La vapeur de cannabis déclenche des voies de stress : lorsque de véritables cultures ALI ont été exposées à de la vapeur de cannabis entière à l'aide du système expoCube™, les chercheurs ont observé l'activation de voies liées au stress oxydatif, au métabolisme et à la régulation du cycle cellulaire.

Risques potentiels à long terme : Dans les trois modèles de test, la perturbation de ces processus cellulaires indique que la vapeur de cannabis pourrait potentiellement créer un environnement pro-cancérigène dans les poumons.

Pour aller de l'avant : l'importance des outils de test appropriés

Cette recherche met en lumière deux conclusions essentielles. Premièrement, les modèles d'exposition ALI à la vapeur entière sont largement supérieurs aux extraits liquides pour l'étude des substances inhalées, car les solvants peuvent introduire des « effets de véhicule » qui masquent les résultats réels.
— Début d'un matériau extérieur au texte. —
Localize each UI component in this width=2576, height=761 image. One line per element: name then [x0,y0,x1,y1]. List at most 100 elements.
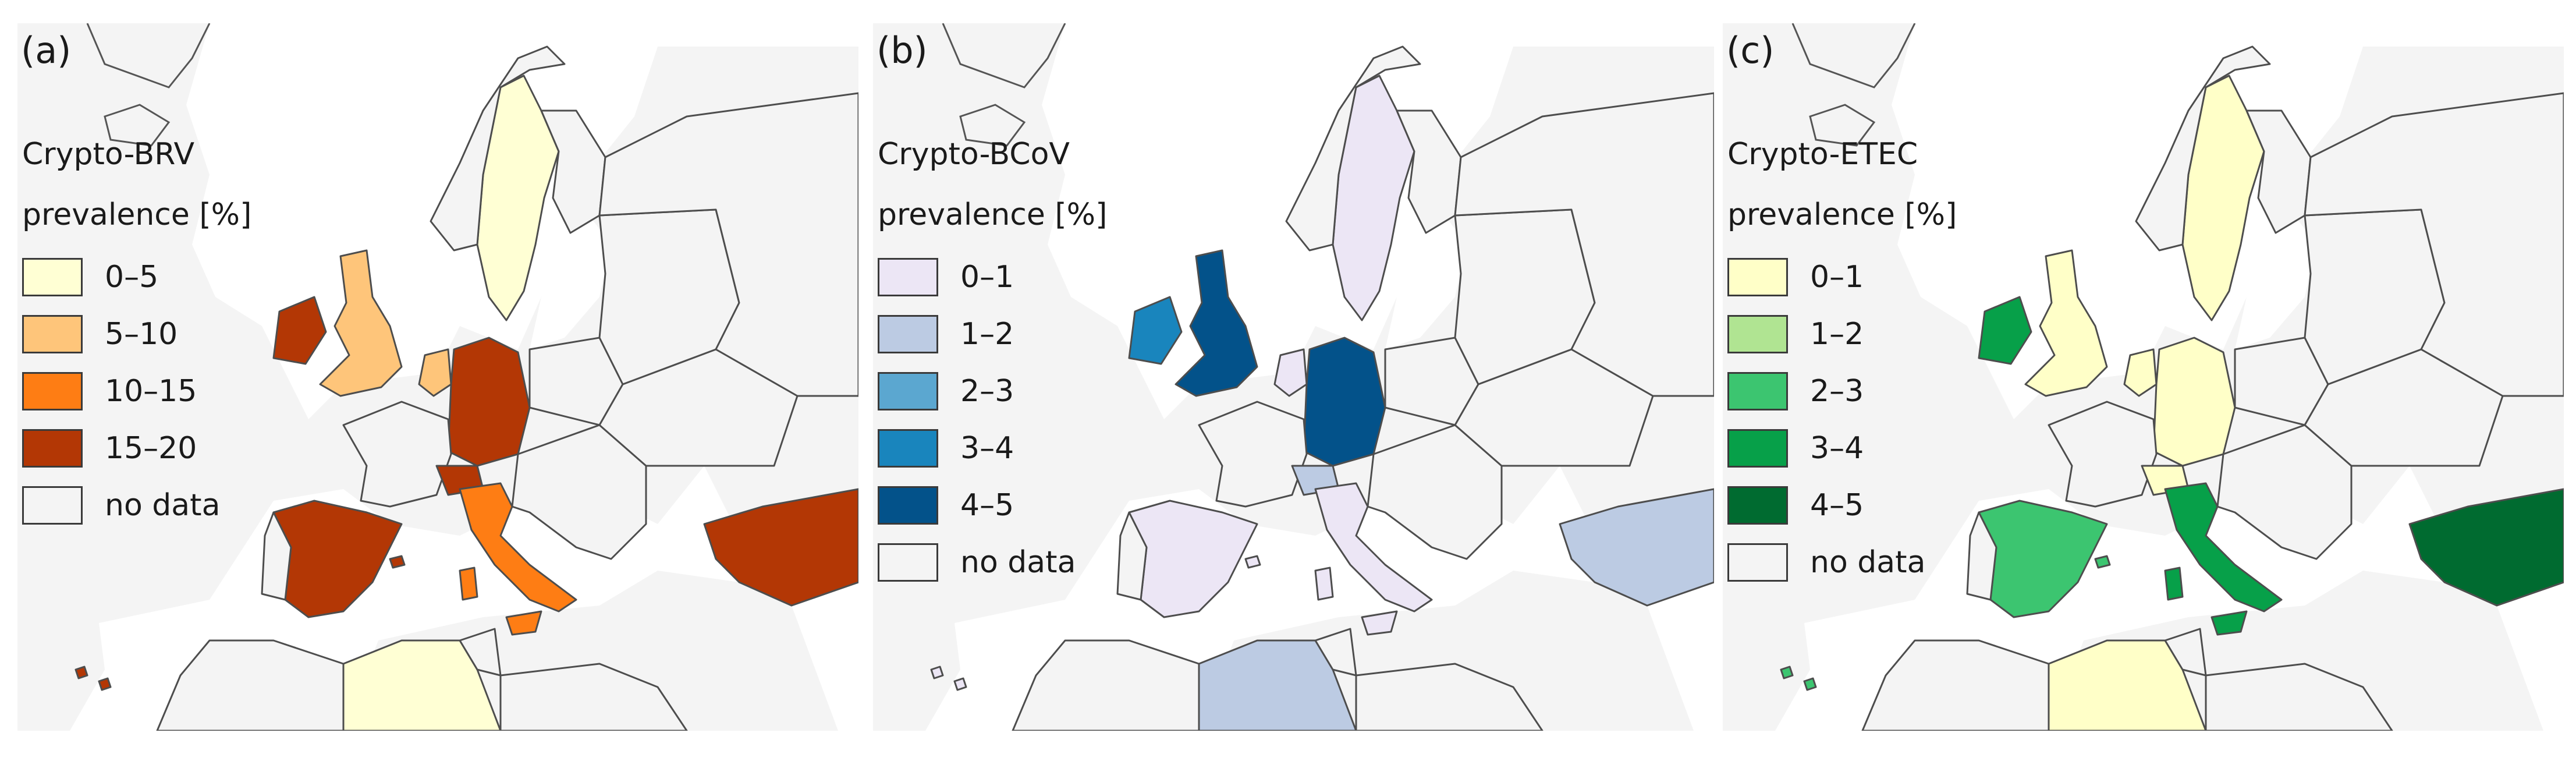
legend-swatch [878,315,938,353]
legend-swatch [1727,315,1788,353]
legend: Crypto-BCoV prevalence [%] 0–1 1–2 2–3 3–4 4… [878,137,1107,591]
country-germany [1303,337,1386,467]
country-balearics [2094,555,2111,569]
legend-label: 4–5 [1810,488,1864,523]
country-russia [598,92,858,397]
legend-item: 4–5 [878,477,1107,534]
country-sicily [505,610,542,636]
legend-swatch [1727,429,1788,468]
country-france [342,401,452,508]
country-sardinia [459,567,478,601]
country-france [1198,401,1308,508]
legend-swatch [22,372,83,410]
country-portugal [1966,511,1997,601]
country-ireland [1128,296,1183,365]
country-balearics [1244,555,1261,569]
legend-label: 0–1 [960,260,1014,295]
legend-subtitle: prevalence [%] [1727,197,1957,232]
country-turkey [1559,488,1714,607]
country-finland [540,109,606,234]
country-canaries [74,666,112,691]
country-sardinia [1314,567,1334,601]
legend-rows: 0–1 1–2 2–3 3–4 4–5 no data [878,249,1107,591]
legend-label: no data [1810,545,1926,580]
legend-subtitle: prevalence [%] [22,197,252,232]
legend-label: no data [960,545,1076,580]
legend-item: 3–4 [1727,420,1957,477]
baltic-sea [530,198,611,349]
country-italy [2164,482,2283,613]
legend-swatch [878,486,938,525]
greenland-coast [86,23,211,89]
legend-item: no data [878,534,1107,591]
legend-label: 0–5 [105,260,159,295]
country-netherlands [2123,348,2158,397]
country-portugal [1116,511,1148,601]
map-panel-1: (a) Crypto-BRV prevalence [%] 0–5 5–10 10–… [17,23,858,731]
country-netherlands [1273,348,1308,397]
legend-item: 1–2 [1727,306,1957,363]
legend: Crypto-ETEC prevalence [%] 0–1 1–2 2–3 3–4 4… [1727,137,1957,591]
map-panel-3: (c) Crypto-ETEC prevalence [%] 0–1 1–2 2–3… [1723,23,2564,731]
legend-swatch [1727,258,1788,296]
country-norway [1285,45,1421,252]
iceland-coast [1809,104,1876,147]
legend-item: 0–5 [22,249,251,306]
country-france [2048,401,2158,508]
legend-title: Crypto-BRV [22,137,195,172]
country-uk [1175,249,1258,397]
europe-map [1723,23,2564,731]
legend-label: 10–15 [105,374,197,409]
panel-label: (b) [877,29,928,72]
legend-item: 0–1 [878,249,1107,306]
europe-map [17,23,858,731]
country-russia [1454,92,1714,397]
legend-item: 4–5 [1727,477,1957,534]
north-atlantic-sea [873,23,1714,731]
legend-swatch [1727,486,1788,525]
country-libya [499,663,688,731]
legend-label: 3–4 [960,431,1014,466]
country-uk [2024,249,2108,397]
country-germany [447,337,531,467]
legend-label: 15–20 [105,431,197,466]
panel-label: (a) [21,29,72,72]
country-italy [459,482,577,613]
country-balearics [389,555,406,569]
legend-item: no data [22,477,251,534]
baltic-sea [2235,198,2316,349]
country-norway [430,45,566,252]
country-germany [2152,337,2236,467]
country-norway [2135,45,2271,252]
legend-swatch [22,258,83,296]
country-morocco [156,639,345,731]
legend-item: 0–1 [1727,249,1957,306]
legend-swatch [878,429,938,468]
country-canaries [1780,666,1817,691]
legend-label: 2–3 [960,374,1014,409]
legend-subtitle: prevalence [%] [878,197,1108,232]
legend-label: 1–2 [960,317,1014,352]
country-uk [319,249,403,397]
country-netherlands [418,348,452,397]
legend-item: 1–2 [878,306,1107,363]
greenland-coast [942,23,1066,89]
north-atlantic-sea [17,23,858,731]
legend-label: 1–2 [1810,317,1864,352]
country-ireland [1978,296,2032,365]
legend-swatch [22,315,83,353]
legend-label: 3–4 [1810,431,1864,466]
legend-item: no data [1727,534,1957,591]
legend: Crypto-BRV prevalence [%] 0–5 5–10 10–15 15… [22,137,251,534]
country-turkey [2408,488,2564,607]
country-turkey [703,488,858,607]
europe-map [873,23,1714,731]
map-panel-2: (b) Crypto-BCoV prevalence [%] 0–1 1–2 2–3… [873,23,1714,731]
legend-swatch [1727,543,1788,582]
legend-label: no data [105,488,221,523]
legend-label: 2–3 [1810,374,1864,409]
legend-item: 2–3 [1727,363,1957,420]
country-italy [1314,482,1433,613]
north-atlantic-sea [1723,23,2564,731]
country-libya [2205,663,2393,731]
Deuxièmement, avec l'arrivée constante sur le marché de nouveaux produits de vapotage et d'herbes sèches, « sans fumée » ne signifie pas automatiquement inoffensif. Il est essentiel que les chercheurs et les toxicologues utilisent des outils d'exposition avancés, comme l'expoCube™, pour évaluer précisément les risques respiratoires et orienter les politiques de santé publique fondées sur des données probantes.